I don’t believe it’s an accident that some of the most unstable places on the planet are also those which have been exploited the most ruthlessly by wildly “successful” industries. The extraction of petroleum, precious metals and jewels takes place in some of the poorest countries on earth. The success is rarely shared with the indigenous populations in meaningful ways, which understandably creates tensions and unrest. Nobody likes to be exploited. Exploitation should not be considered acceptable because of the “success” of the enterprise that results in it.
I’d like to see us take a much more holistic view of things. Reassess our definition of success. Re-establish human connections to each other and to the world around us. Re-think our strategy and begin to implement an inclusive, healthy, viable and sustainable success. One that we all benefit from.
I’m afraid it may get harder to do as we move further into an uncertain future. The problems will be bigger. The solutions requiring more sacrifice than first world peoples are comfortable with. But I believe at some point we will have no choice, so we might as well start making changes now, scary as it might seem.
But it can also be an exciting challenge. A positive change from a strictly growth and profit driven world economy to a more interactive, creative and humane one. It’s a pretty scary thought for most capitalists. A less competitive world. A more inclusive economy. A society based on sharing the worlds resources instead of empire building with them. Whoa!
Yet, it’s already beginning. People are trading traditional corporate models of raising capitol for small scale community lending circles. There are intentional communities forming all over America with goals of sharing and supporting their residents and acting as good stewards of their property holdings. There are community shared agriculture programs and farmers markets and farm to table movements everywhere.
There are communities in South America, California and Africa committed to powering themselves with renewable forms of energy, feeding themselves with locally sourced foods, and paving the way for all of us to move into a more sustainable way of life.
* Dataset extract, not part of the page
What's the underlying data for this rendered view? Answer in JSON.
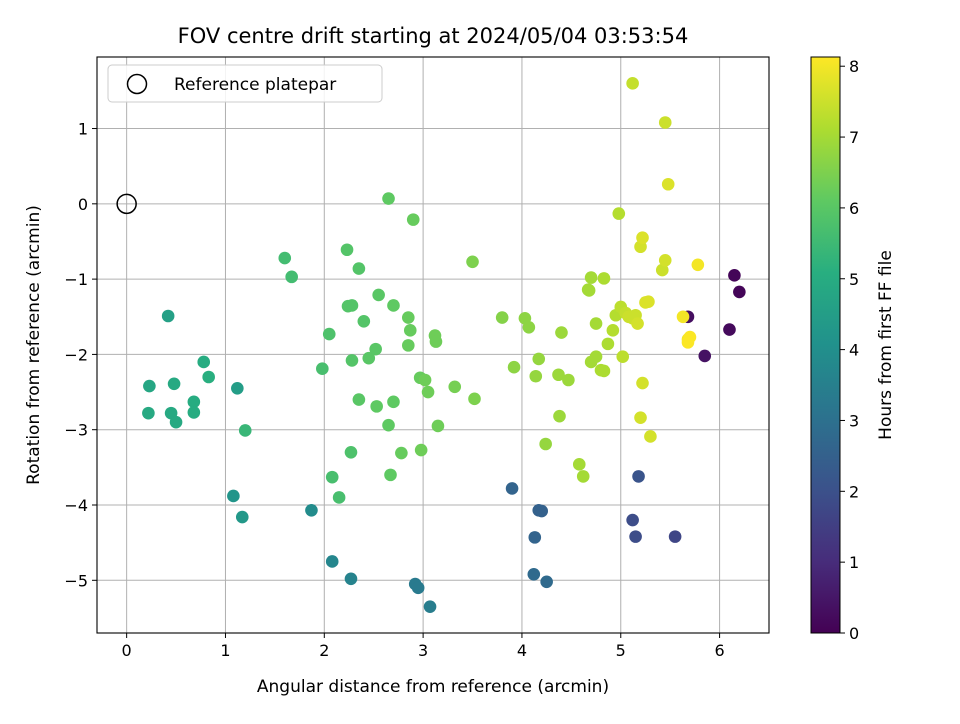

It’s exciting change. It gives me hope. It’s a new way of doing business, a new movement gaining momentum in the shadows of the outdated societal and economic models that we have been entrenched in but have not served the majority of us well over the long run. And isn’t that what we all want? Stability over the long run. A stable future for our kids and grand kids. A world with less tension and less violence and less waste. A world with more peace, more fairness and more abundance. It’s there. But it doesn’t just happen. And it won’t happen if resistance is too great. At this point we don’t know precisely what the alternative to change will be, but climate scientists, sociologists and forward thinking economists have some pretty grim predictions about the kind of world we might leave behind us. And that would be a shame. For our kids and grand kids. Because it could be different. It could be better. It’s up to us.